Les deux médias avaient révélé, en novembre 2025, quantité d’images montrant des gendarmes qualifier les manifestants de « pue-la-pisse », d’ « enculés », de « chiens ». Les militaires y évoquaient également un « vrai kif » dans le fait de blesser des manifestants, se vantent d’en avoir touché « en pleine tête » ou « dans les couilles », et affirmant avoir « signé pour ça » . En plus de cela, l’enquête de nos confrères révélait plusieurs manœuvres interdites de la part des forces de l’ordre, au cours de violente répression de la mobilisation écologiste.
Une enquête administrative a été lancée après les révélations de Libé et Mediapart . Dans le cadre de celle-ci, « 40 militaires de la gendarmerie ont pu être identifiés, indique le ministère de l’Intérieur. Après investigations, 33 d’entre eux ont fait l’objet d’un traitement disciplinaire, jusqu’à des jours d’arrêt », informe le ministère de l’Intérieur.

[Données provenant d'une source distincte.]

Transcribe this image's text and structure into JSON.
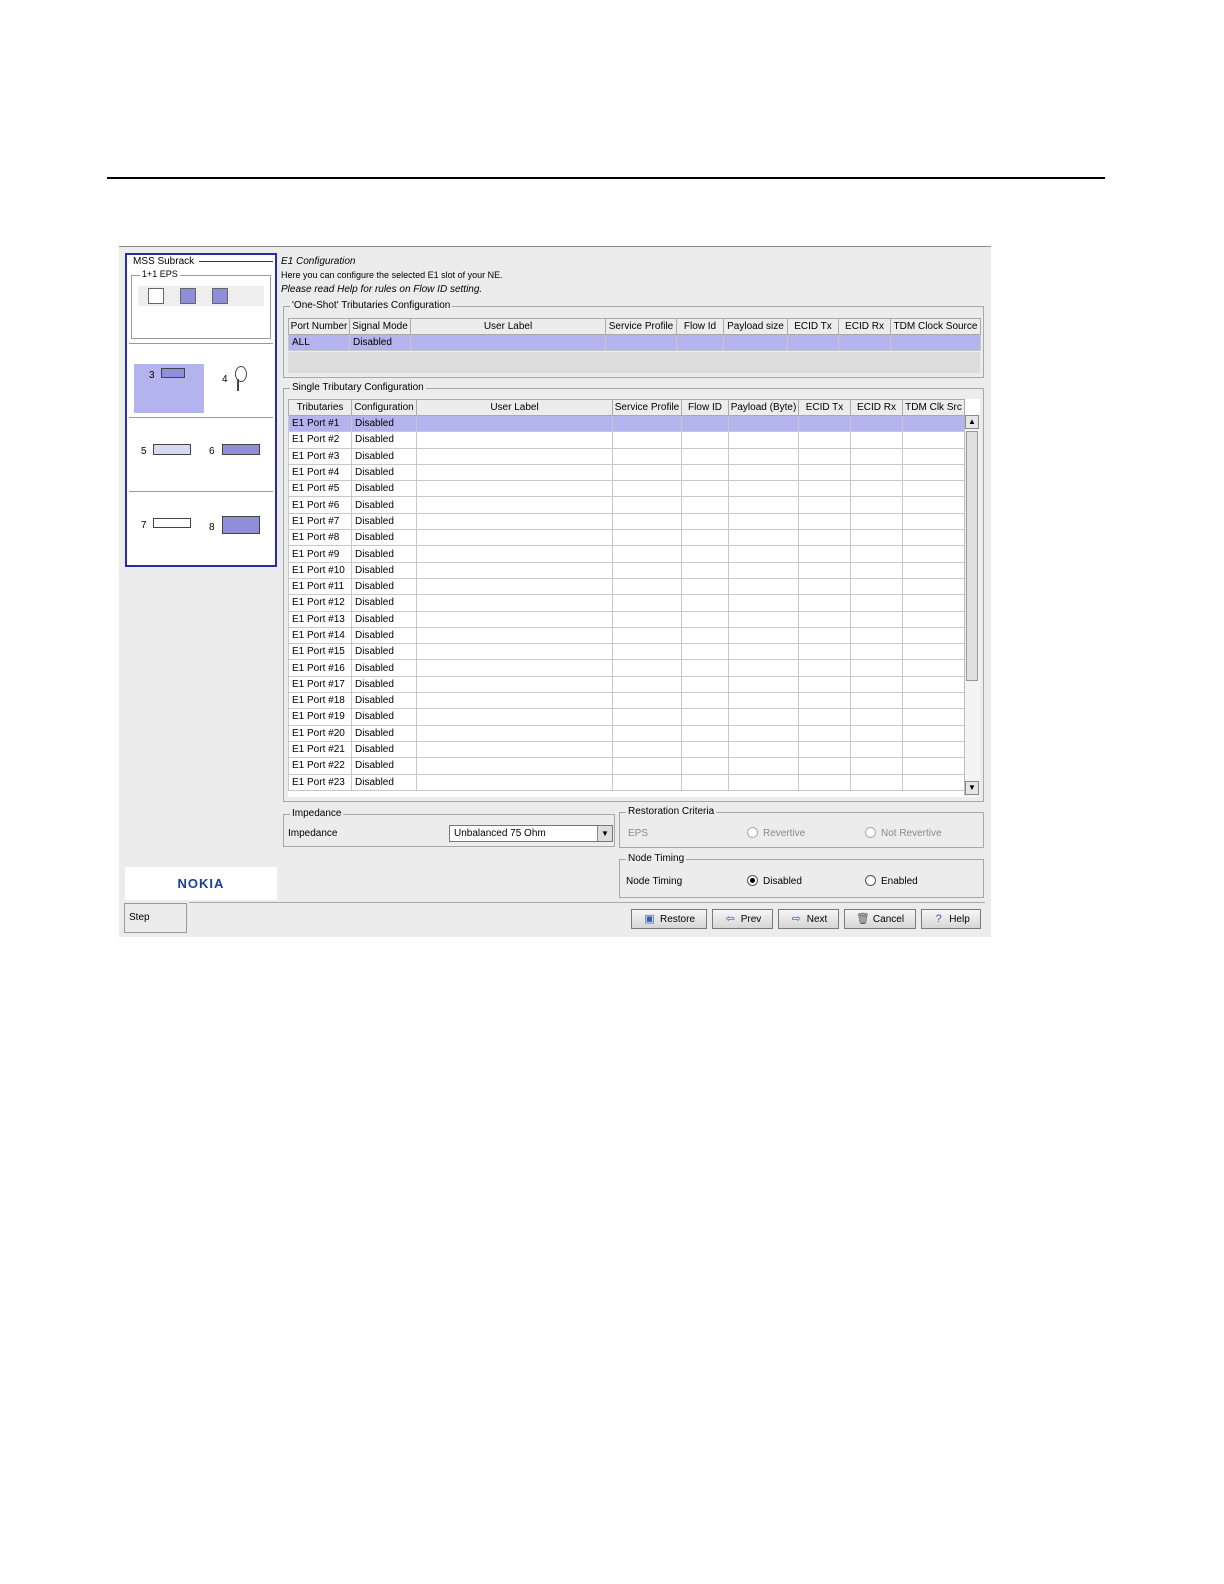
{
  "subrack": {
    "title": "MSS Subrack",
    "eps_label": "1+1 EPS",
    "slots": [
      "3",
      "4",
      "5",
      "6",
      "7",
      "8"
    ]
  },
  "header": {
    "title": "E1 Configuration",
    "description": "Here you can configure the selected E1 slot of your NE.",
    "help_note": "Please read Help for rules on Flow ID setting."
  },
  "one_shot": {
    "title": "'One-Shot' Tributaries Configuration",
    "columns": [
      "Port Number",
      "Signal Mode",
      "User Label",
      "Service Profile",
      "Flow Id",
      "Payload size",
      "ECID Tx",
      "ECID Rx",
      "TDM Clock Source"
    ],
    "row": [
      "ALL",
      "Disabled"
    ]
  },
  "single": {
    "title": "Single Tributary Configuration",
    "columns": [
      "Tributaries",
      "Configuration",
      "User Label",
      "Service Profile",
      "Flow ID",
      "Payload (Byte)",
      "ECID Tx",
      "ECID Rx",
      "TDM Clk Src"
    ],
    "rows": [
      [
        "E1 Port #1",
        "Disabled"
      ],
      [
        "E1 Port #2",
        "Disabled"
      ],
      [
        "E1 Port #3",
        "Disabled"
      ],
      [
        "E1 Port #4",
        "Disabled"
      ],
      [
        "E1 Port #5",
        "Disabled"
      ],
      [
        "E1 Port #6",
        "Disabled"
      ],
      [
        "E1 Port #7",
        "Disabled"
      ],
      [
        "E1 Port #8",
        "Disabled"
      ],
      [
        "E1 Port #9",
        "Disabled"
      ],
      [
        "E1 Port #10",
        "Disabled"
      ],
      [
        "E1 Port #11",
        "Disabled"
      ],
      [
        "E1 Port #12",
        "Disabled"
      ],
      [
        "E1 Port #13",
        "Disabled"
      ],
      [
        "E1 Port #14",
        "Disabled"
      ],
      [
        "E1 Port #15",
        "Disabled"
      ],
      [
        "E1 Port #16",
        "Disabled"
      ],
      [
        "E1 Port #17",
        "Disabled"
      ],
      [
        "E1 Port #18",
        "Disabled"
      ],
      [
        "E1 Port #19",
        "Disabled"
      ],
      [
        "E1 Port #20",
        "Disabled"
      ],
      [
        "E1 Port #21",
        "Disabled"
      ],
      [
        "E1 Port #22",
        "Disabled"
      ],
      [
        "E1 Port #23",
        "Disabled"
      ]
    ]
  },
  "impedance": {
    "title": "Impedance",
    "label": "Impedance",
    "value": "Unbalanced 75 Ohm"
  },
  "restoration": {
    "title": "Restoration Criteria",
    "label": "EPS",
    "options": [
      "Revertive",
      "Not Revertive"
    ]
  },
  "node_timing": {
    "title": "Node Timing",
    "label": "Node Timing",
    "options": [
      "Disabled",
      "Enabled"
    ],
    "selected": "Disabled"
  },
  "brand": "NOKIA",
  "step_label": "Step",
  "buttons": {
    "restore": "Restore",
    "prev": "Prev",
    "next": "Next",
    "cancel": "Cancel",
    "help": "Help"
  },
  "colors": {
    "selection": "#b3b3ee",
    "subrack_border": "#2a2aa8",
    "brand": "#1a3f9a"
  }
}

Libération note qu’il s’agit de la sanction la plus faible qui puisse être donnée. De son côté Mediapart explique qu’avec ce type de sanction, l’agent concerné est privé de sortie après sa journée de travail.
Dans les images diffusées par les deux médias, il était possible de voir des tirs tendus de grenades lacrymogènes et explosives, ainsi que la hiérarchie passer des ordres de réaliser de tels tirs. Or sur ce point, le ministère a décidé de s’en remettre à la justice , procédure qui pourrait n’intervenir que dans plusieurs années.
« Les faits de tirs et d’ordres de tirs potentiellement non conformes relevés dans le cadre de l’enquête administrative conduite seront appréciés en fonction des conclusions de l’information judiciaire ouverte pour violences volontaires par dépositaire de l’autorité publique » , a fait savoir la place Beauvau.
Libération note que cette absence de mesures disciplinaires est contraire aux règles en vigueur au sein de la fonction publique. L’administration a normalement un devoir de réaction indépendant d’éventuelles poursuites judiciaires. Après la révélation des images, Laurent Nunez avait refusé de qualifier les faits de « violences policières », plaidant pour une légitime défense. Ce que la justice aura donc le loisir d’apprécier.